Easy "stratify" option at train/test split step of ML model training

In projects involving classification tasks, the vast majority of the datasets I work with are unbalanced.  I don’t think my experience is unusual. It is a common practice to use a stratified split for such datasets so that the train and the test datasets have the same proportion of target classes as in the original dataset. For example, if the percent of positive cases in the original dataset was 10% then the percent of positive cases in the train and test sets would also be 10%. For smaller datasets that are quite unbalanced, using a stratified split is essential.

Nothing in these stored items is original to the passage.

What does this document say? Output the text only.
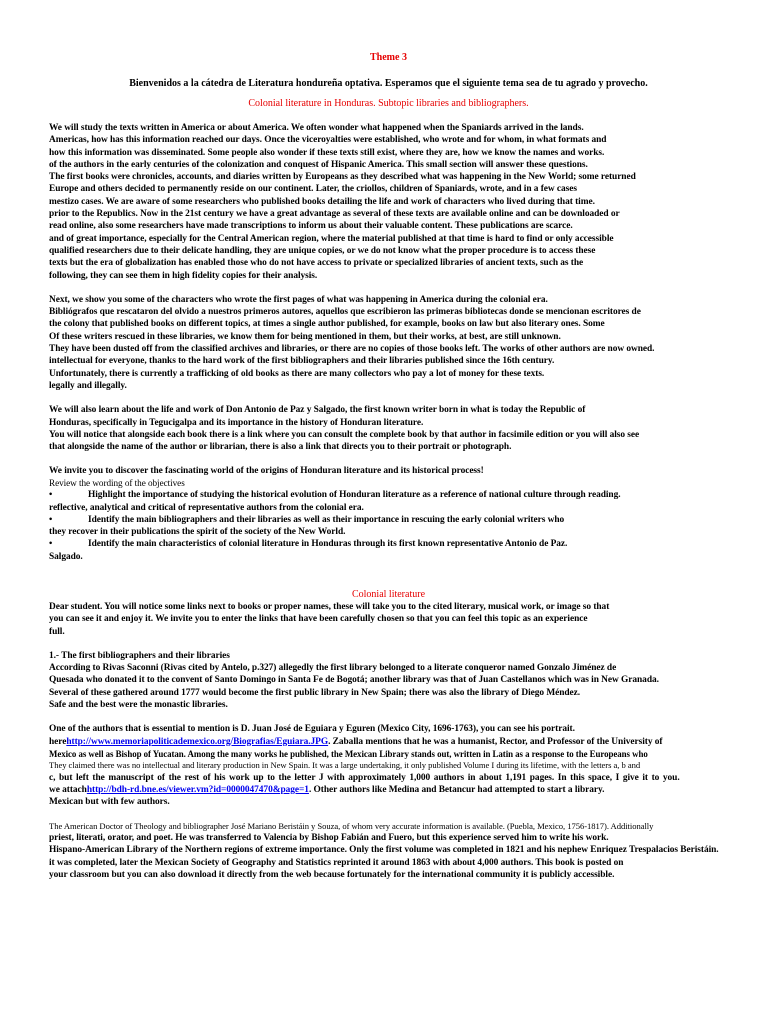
Theme 3
Bienvenidos a la cátedra de Literatura hondureña optativa. Esperamos que el siguiente tema sea de tu agrado y provecho.
Colonial literature in Honduras. Subtopic libraries and bibliographers.
We will study the texts written in America or about America. We often wonder what happened when the Spaniards arrived in the lands.
Americas, how has this information reached our days. Once the viceroyalties were established, who wrote and for whom, in what formats and
how this information was disseminated. Some people also wonder if these texts still exist, where they are, how we know the names and works.
of the authors in the early centuries of the colonization and conquest of Hispanic America. This small section will answer these questions.
The first books were chronicles, accounts, and diaries written by Europeans as they described what was happening in the New World; some returned
Europe and others decided to permanently reside on our continent. Later, the criollos, children of Spaniards, wrote, and in a few cases
mestizo cases. We are aware of some researchers who published books detailing the life and work of characters who lived during that time.
prior to the Republics. Now in the 21st century we have a great advantage as several of these texts are available online and can be downloaded or
read online, also some researchers have made transcriptions to inform us about their valuable content. These publications are scarce.
and of great importance, especially for the Central American region, where the material published at that time is hard to find or only accessible
qualified researchers due to their delicate handling, they are unique copies, or we do not know what the proper procedure is to access these
texts but the era of globalization has enabled those who do not have access to private or specialized libraries of ancient texts, such as the
following, they can see them in high fidelity copies for their analysis.
Next, we show you some of the characters who wrote the first pages of what was happening in America during the colonial era.
Bibliógrafos que rescataron del olvido a nuestros primeros autores, aquellos que escribieron las primeras bibliotecas donde se mencionan escritores de
the colony that published books on different topics, at times a single author published, for example, books on law but also literary ones. Some
Of these writers rescued in these libraries, we know them for being mentioned in them, but their works, at best, are still unknown.
They have been dusted off from the classified archives and libraries, or there are no copies of those books left. The works of other authors are now owned.
intellectual for everyone, thanks to the hard work of the first bibliographers and their libraries published since the 16th century.
Unfortunately, there is currently a trafficking of old books as there are many collectors who pay a lot of money for these texts.
legally and illegally.
We will also learn about the life and work of Don Antonio de Paz y Salgado, the first known writer born in what is today the Republic of
Honduras, specifically in Tegucigalpa and its importance in the history of Honduran literature.
You will notice that alongside each book there is a link where you can consult the complete book by that author in facsimile edition or you will also see
that alongside the name of the author or librarian, there is also a link that directs you to their portrait or photograph.
We invite you to discover the fascinating world of the origins of Honduran literature and its historical process!
Review the wording of the objectives
•	Highlight the importance of studying the historical evolution of Honduran literature as a reference of national culture through reading.
reflective, analytical and critical of representative authors from the colonial era.
•	Identify the main bibliographers and their libraries as well as their importance in rescuing the early colonial writers who
they recover in their publications the spirit of the society of the New World.
•	Identify the main characteristics of colonial literature in Honduras through its first known representative Antonio de Paz.
Salgado.
Colonial literature
Dear student. You will notice some links next to books or proper names, these will take you to the cited literary, musical work, or image so that
you can see it and enjoy it. We invite you to enter the links that have been carefully chosen so that you can feel this topic as an experience
full.
1.- The first bibliographers and their libraries
According to Rivas Saconni (Rivas cited by Antelo, p.327) allegedly the first library belonged to a literate conqueror named Gonzalo Jiménez de
Quesada who donated it to the convent of Santo Domingo in Santa Fe de Bogotá; another library was that of Juan Castellanos which was in New Granada.
Several of these gathered around 1777 would become the first public library in New Spain; there was also the library of Diego Méndez.
Safe and the best were the monastic libraries.
One of the authors that is essential to mention is D. Juan José de Eguiara y Eguren (Mexico City, 1696-1763), you can see his portrait.
herehttp://www.memoriapoliticademexico.org/Biografias/Eguiara.JPG. Zaballa mentions that he was a humanist, Rector, and Professor of the University of
Mexico as well as Bishop of Yucatan. Among the many works he published, the Mexican Library stands out, written in Latin as a response to the Europeans who
They claimed there was no intellectual and literary production in New Spain. It was a large undertaking, it only published Volume I during its lifetime, with the letters a, b and
c, but left the manuscript of the rest of his work up to the letter J with approximately 1,000 authors in about 1,191 pages. In this space, I give it to you.
we attachhttp://bdh-rd.bne.es/viewer.vm?id=0000047470&page=1. Other authors like Medina and Betancur had attempted to start a library.
Mexican but with few authors.
The American Doctor of Theology and bibliographer José Mariano Beristáin y Souza, of whom very accurate information is available. (Puebla, Mexico, 1756-1817). Additionally
priest, literati, orator, and poet. He was transferred to Valencia by Bishop Fabián and Fuero, but this experience served him to write his work.
Hispano-American Library of the Northern regions of extreme importance. Only the first volume was completed in 1821 and his nephew Enriquez Trespalacios Beristáin.
it was completed, later the Mexican Society of Geography and Statistics reprinted it around 1863 with about 4,000 authors. This book is posted on
your classroom but you can also download it directly from the web because fortunately for the international community it is publicly accessible.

Currently DSS provides an option to use stratified splitting when doing a hyperparameter search. However, such an easy “check a box” option is not available for the initial train / test split.  It can be achieved currently by doing the split as a step in the flow and then selecting the option to use separate datasets for train and test. However, this is extra work and definitely inconvenient. Moreover, by doing this, one loses the option to use a k-fold splitting approach to calculate margins on the accuracy metric. Finally, requiring this extra step means that stratification may not be used when it should be (for a variety of reasons including lack of knowledge) resulting in a poorer model and/or an inaccurate estimate of accuracy.

The request then is to add a check box on the train / test split screen to enable a stratified split. A nice to have additional feature would be presetting this to checked when an unbalanced dataset is detected. 

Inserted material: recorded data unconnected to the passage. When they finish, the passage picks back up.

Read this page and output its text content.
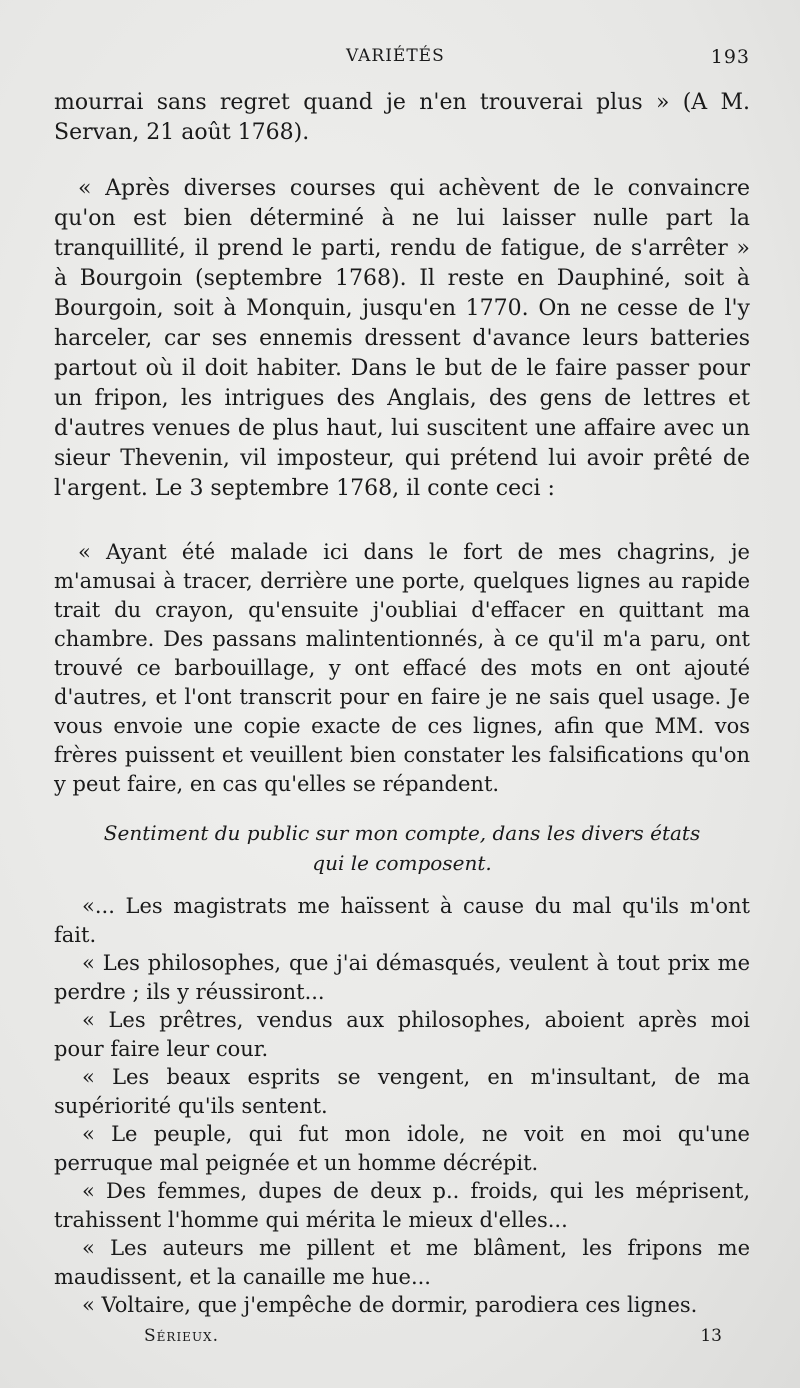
VARIÉTÉS	193

mourrai sans regret quand je n'en trouverai plus » (A M. Servan, 21 août 1768).

« Après diverses courses qui achèvent de le convaincre qu'on est bien déterminé à ne lui laisser nulle part la tranquillité, il prend le parti, rendu de fatigue, de s'arrêter » à Bourgoin (septembre 1768). Il reste en Dauphiné, soit à Bourgoin, soit à Monquin, jusqu'en 1770. On ne cesse de l'y harceler, car ses ennemis dressent d'avance leurs batteries partout où il doit habiter. Dans le but de le faire passer pour un fripon, les intrigues des Anglais, des gens de lettres et d'autres venues de plus haut, lui suscitent une affaire avec un sieur Thevenin, vil imposteur, qui prétend lui avoir prêté de l'argent. Le 3 septembre 1768, il conte ceci :

« Ayant été malade ici dans le fort de mes chagrins, je m'amusai à tracer, derrière une porte, quelques lignes au rapide trait du crayon, qu'ensuite j'oubliai d'effacer en quittant ma chambre. Des passans malintentionnés, à ce qu'il m'a paru, ont trouvé ce barbouillage, y ont effacé des mots en ont ajouté d'autres, et l'ont transcrit pour en faire je ne sais quel usage. Je vous envoie une copie exacte de ces lignes, afin que MM. vos frères puissent et veuillent bien constater les falsifications qu'on y peut faire, en cas qu'elles se répandent.

Sentiment du public sur mon compte, dans les divers états
qui le composent.

«... Les magistrats me haïssent à cause du mal qu'ils m'ont fait.

« Les philosophes, que j'ai démasqués, veulent à tout prix me perdre ; ils y réussiront...

« Les prêtres, vendus aux philosophes, aboient après moi pour faire leur cour.

« Les beaux esprits se vengent, en m'insultant, de ma supériorité qu'ils sentent.

« Le peuple, qui fut mon idole, ne voit en moi qu'une perruque mal peignée et un homme décrépit.

« Des femmes, dupes de deux p.. froids, qui les méprisent, trahissent l'homme qui mérita le mieux d'elles...

« Les auteurs me pillent et me blâment, les fripons me maudissent, et la canaille me hue...

« Voltaire, que j'empêche de dormir, parodiera ces lignes.

Sérieux.	13
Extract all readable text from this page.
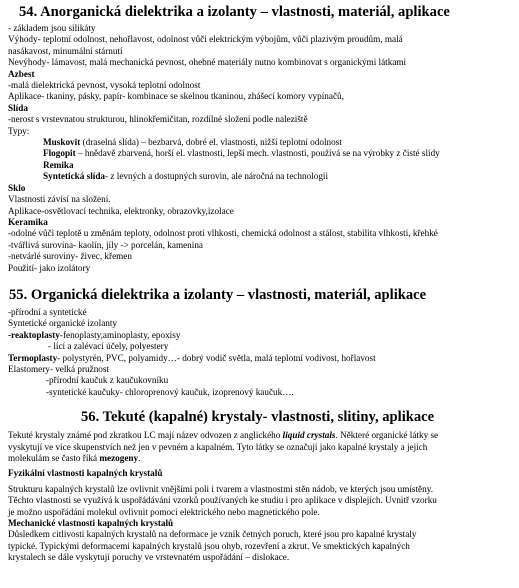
54. Anorganická dielektrika a izolanty – vlastnosti, materiál, aplikace

- základem jsou silikáty

Výhody- teplotní odolnost, nehořlavost, odolnost vůči elektrickým výbojům, vůči plazivým proudům, malá

nasákavost, minumální stárnutí

Nevýhody- lámavost, malá mechanická pevnost, ohebné materiály nutno kombinovat s organickými látkami

Azbest

-malá dielektrická pevnost, vysoká teplotní odolnost

Aplikace- tkaniny, pásky, papír- kombinace se skelnou tkaninou, zhášecí komory vypínačů,

Slída

-nerost s vrstevnatou strukturou, hlinokřemičitan, rozdílné složení podle naleziště

Typy:

Muskovit (draselná slída) – bezbarvá, dobré el. vlastnosti, nižší teplotní odolnost

Flogopit – hnědavě zbarvená, horší el. vlastnosti, lepší mech. vlastnosti, používá se na výrobky z čisté slídy

Remika

Syntetická slída- z levných a dostupných surovin, ale náročná na technologii

Sklo

Vlastnosti závisí na složení.

Aplikace-osvětlovací technika, elektronky, obrazovky,izolace

Keramika

-odolné vůči teplotě u změnám teploty, odolnost proti vlhkosti, chemická odolnost a stálost, stabilita vlhkosti, křehké

-tvářlivá surovina- kaolín, jíly -> porcelán, kamenina

-netvárlé suroviny- živec, křemen

Použití- jako izolátory

55. Organická dielektrika a izolanty – vlastnosti, materiál, aplikace

-přírodní a syntetické

Syntetické organické izolanty

-reaktoplasty-fenoplasty,aminoplasty, epoxisy

- lící a zalévací účely, polyestery

Termoplasty- polystyrén, PVC, polyamidy…- dobrý vodič světla, malá teplotní vodivost, hořlavost

Elastomery- velká pružnost

-přírodní kaučuk z kaučukovníku

-syntetické kaučuky- chloroprenový kaučuk, izoprenový kaučuk….

56. Tekuté (kapalné) krystaly- vlastnosti, slitiny, aplikace

Tekuté krystaly známé pod zkratkou LC mají název odvozen z anglického liquid crystals. Některé organické látky se

vyskytují ve více skupenstvích než jen v pevném a kapalném. Tyto látky se označují jako kapalné krystaly a jejich

molekulám se často říká mezogeny.

Fyzikální vlastnosti kapalných krystalů

Strukturu kapalných krystalů lze ovlivnit vnějšími poli i tvarem a vlastnostmi stěn nádob, ve kterých jsou umístěny.

Těchto vlastnosti se využívá k uspořádávání vzorků používaných ke studiu i pro aplikace v displejích. Uvnitř vzorku

je možno uspořádání molekul ovlivnit pomocí elektrického nebo magnetického pole.

Mechanické vlastnosti kapalných krystalů

Důsledkem citlivosti kapalných krystalů na deformace je vznik četných poruch, které jsou pro kapalné krystaly

typické. Typickými deformacemi kapalných krystalů jsou ohyb, rozevření a zkrut. Ve smektických kapalných

krystalech se dále vyskytují poruchy ve vrstevnatém uspořádání – dislokace.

Status changed to: In Backlog

Thanks @Marlan , totally agree! It's a great idea in our backlog.

Good to hear, @Krishna - thanks!

Level 3

In the case of multi-label classification, we usually use the iterative_train_test_split from skmultilearn library. This would be good to have too.

Dataiker Alumni
Status changed to: Delivered

You asked for it... we did it!

In classification modelling tasks, you can now replace the default random sampling by a stratified sampling to preserve target variable distribution within every split.


This sampling option is currently only available if K-fold cross-test is enabled, we will explore support of other splitting strategies in the future.

Stay tuned for more updates.

This is a very welcome improvement - thank you!